Om even duidelijkheid te scheppen, Tramadol is geen doping; het hele tour-peloton rijdt er op, en onderzoek heeft uitgewezen dat maar liefst 70% (!) van de marathonlopers met pijnstillers loopt. Ja, het is echt waar.
Bij mij redde het mijn dag. Waar ik bij zo’n slechte beklimming nog wel eens denk: “wat doe ik hier in godsnaam”, kwam ik zoals gezegd niet meer in de problemen. En dat geeft een heerlijk gevoel.
De post waar ik het net over had stond dus halverwege de beklimming. Toen ik wegging bij de post waren er nog 2 man die me in de tweede helft van de beklimming nog zouden inhalen, maar dat was het dan ook. En het tempo-verschil was absoluut niet groot. Op de top aangekomen mochten we nog even over de bergrug lopen. Best wel een steil stukje erbij waar je beter maar even niet op zij moest kijken. Waar dat wel kon, moest je soms wel even naar achteren kijken, zo mooi was het uitzicht op Sarajevo.
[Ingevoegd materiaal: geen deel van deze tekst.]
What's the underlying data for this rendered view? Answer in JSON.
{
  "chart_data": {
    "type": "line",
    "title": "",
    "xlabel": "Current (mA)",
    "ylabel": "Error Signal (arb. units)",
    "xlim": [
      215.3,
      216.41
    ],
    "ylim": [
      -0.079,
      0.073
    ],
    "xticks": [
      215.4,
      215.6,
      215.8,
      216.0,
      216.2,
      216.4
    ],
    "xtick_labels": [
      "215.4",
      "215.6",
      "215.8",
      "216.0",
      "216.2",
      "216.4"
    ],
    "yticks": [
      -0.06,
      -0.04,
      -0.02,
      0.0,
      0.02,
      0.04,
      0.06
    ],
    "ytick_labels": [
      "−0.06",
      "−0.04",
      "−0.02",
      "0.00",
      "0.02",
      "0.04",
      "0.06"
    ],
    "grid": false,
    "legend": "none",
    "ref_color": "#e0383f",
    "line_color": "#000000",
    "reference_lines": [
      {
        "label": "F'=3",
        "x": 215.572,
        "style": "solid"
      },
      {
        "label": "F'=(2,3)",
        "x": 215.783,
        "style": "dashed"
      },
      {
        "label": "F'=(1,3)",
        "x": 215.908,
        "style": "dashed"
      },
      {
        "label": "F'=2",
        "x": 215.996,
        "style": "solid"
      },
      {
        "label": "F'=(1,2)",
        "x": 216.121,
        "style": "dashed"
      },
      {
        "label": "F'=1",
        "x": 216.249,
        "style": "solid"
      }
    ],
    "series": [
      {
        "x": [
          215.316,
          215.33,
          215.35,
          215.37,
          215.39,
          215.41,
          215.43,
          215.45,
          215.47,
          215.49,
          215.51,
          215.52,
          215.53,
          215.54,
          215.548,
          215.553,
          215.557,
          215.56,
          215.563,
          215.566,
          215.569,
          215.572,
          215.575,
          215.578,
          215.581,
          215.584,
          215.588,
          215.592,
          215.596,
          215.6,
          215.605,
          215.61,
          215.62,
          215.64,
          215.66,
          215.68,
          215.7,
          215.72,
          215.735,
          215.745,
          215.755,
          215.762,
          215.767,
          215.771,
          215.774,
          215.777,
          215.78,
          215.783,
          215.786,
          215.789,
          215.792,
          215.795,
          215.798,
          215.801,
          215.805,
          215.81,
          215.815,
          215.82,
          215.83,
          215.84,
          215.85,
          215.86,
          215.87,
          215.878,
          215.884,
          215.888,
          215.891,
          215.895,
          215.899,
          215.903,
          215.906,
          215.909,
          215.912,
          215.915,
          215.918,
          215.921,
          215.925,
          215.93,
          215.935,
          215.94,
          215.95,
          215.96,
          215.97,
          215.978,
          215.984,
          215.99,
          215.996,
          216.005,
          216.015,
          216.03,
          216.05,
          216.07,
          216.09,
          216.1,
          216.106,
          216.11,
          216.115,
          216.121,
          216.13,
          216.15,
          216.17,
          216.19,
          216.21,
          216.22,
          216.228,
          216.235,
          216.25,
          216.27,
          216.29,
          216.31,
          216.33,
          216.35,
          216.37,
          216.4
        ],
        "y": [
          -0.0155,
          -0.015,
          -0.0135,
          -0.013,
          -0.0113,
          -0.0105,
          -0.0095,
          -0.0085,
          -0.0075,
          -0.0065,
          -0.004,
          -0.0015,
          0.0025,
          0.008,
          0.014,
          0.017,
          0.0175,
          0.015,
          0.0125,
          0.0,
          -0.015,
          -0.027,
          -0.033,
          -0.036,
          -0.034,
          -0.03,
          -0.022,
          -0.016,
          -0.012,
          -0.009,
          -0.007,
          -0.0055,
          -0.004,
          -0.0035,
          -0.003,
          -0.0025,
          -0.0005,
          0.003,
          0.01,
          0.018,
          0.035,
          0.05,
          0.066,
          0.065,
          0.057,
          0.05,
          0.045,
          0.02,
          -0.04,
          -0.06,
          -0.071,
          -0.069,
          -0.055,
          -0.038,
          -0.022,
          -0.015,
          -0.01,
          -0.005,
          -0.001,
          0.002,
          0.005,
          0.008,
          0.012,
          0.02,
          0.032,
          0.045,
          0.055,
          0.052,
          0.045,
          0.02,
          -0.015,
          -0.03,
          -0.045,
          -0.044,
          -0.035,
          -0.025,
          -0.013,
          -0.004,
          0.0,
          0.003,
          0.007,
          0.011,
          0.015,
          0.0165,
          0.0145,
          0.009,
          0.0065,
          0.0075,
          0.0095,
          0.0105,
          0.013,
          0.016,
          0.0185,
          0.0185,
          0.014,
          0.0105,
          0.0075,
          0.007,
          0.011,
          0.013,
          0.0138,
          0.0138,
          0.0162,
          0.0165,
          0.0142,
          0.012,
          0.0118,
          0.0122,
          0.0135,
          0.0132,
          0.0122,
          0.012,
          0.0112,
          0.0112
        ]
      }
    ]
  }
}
Goed, we bereikten de top van deze klim. En daarna kwam mijn mooiste stuk van het parcours; een prima lopende afdaling met slingerbochten. Het pad was een effen zandpad, zodat ik flink vaart kon maken. Binnen no-time stormde ik de twee man voorbij die me in het tweede gedeelte van de klim hadden ingehaald. Het tempo-verschil was erg groot. Ik was helemaal in mijn sas. En je ziet hem al van mijlenver aankomen; van links naar rechts, naar links, naar rechts afdalen; ik zat weer niet op te letten en miste de afslag naar rechts weer naar boven toe.
Op een gegeven moment zag ik het op de navigatie van mijn horloge dat ik van het parcours af was. Shit! Teruggelopen en het parcours weer op. De twee man waren me uiteraard al weer voorbij gelopen. Er volgde een kort klimmetje, gevolgd door een afdaling en een vals-plat stuk door een soort weiland met hoog gras. Pittig, maar ik had het tempo weer gevonden. Zo kreeg ik mijn voorgangers weer in zicht en sloot bij ze aan.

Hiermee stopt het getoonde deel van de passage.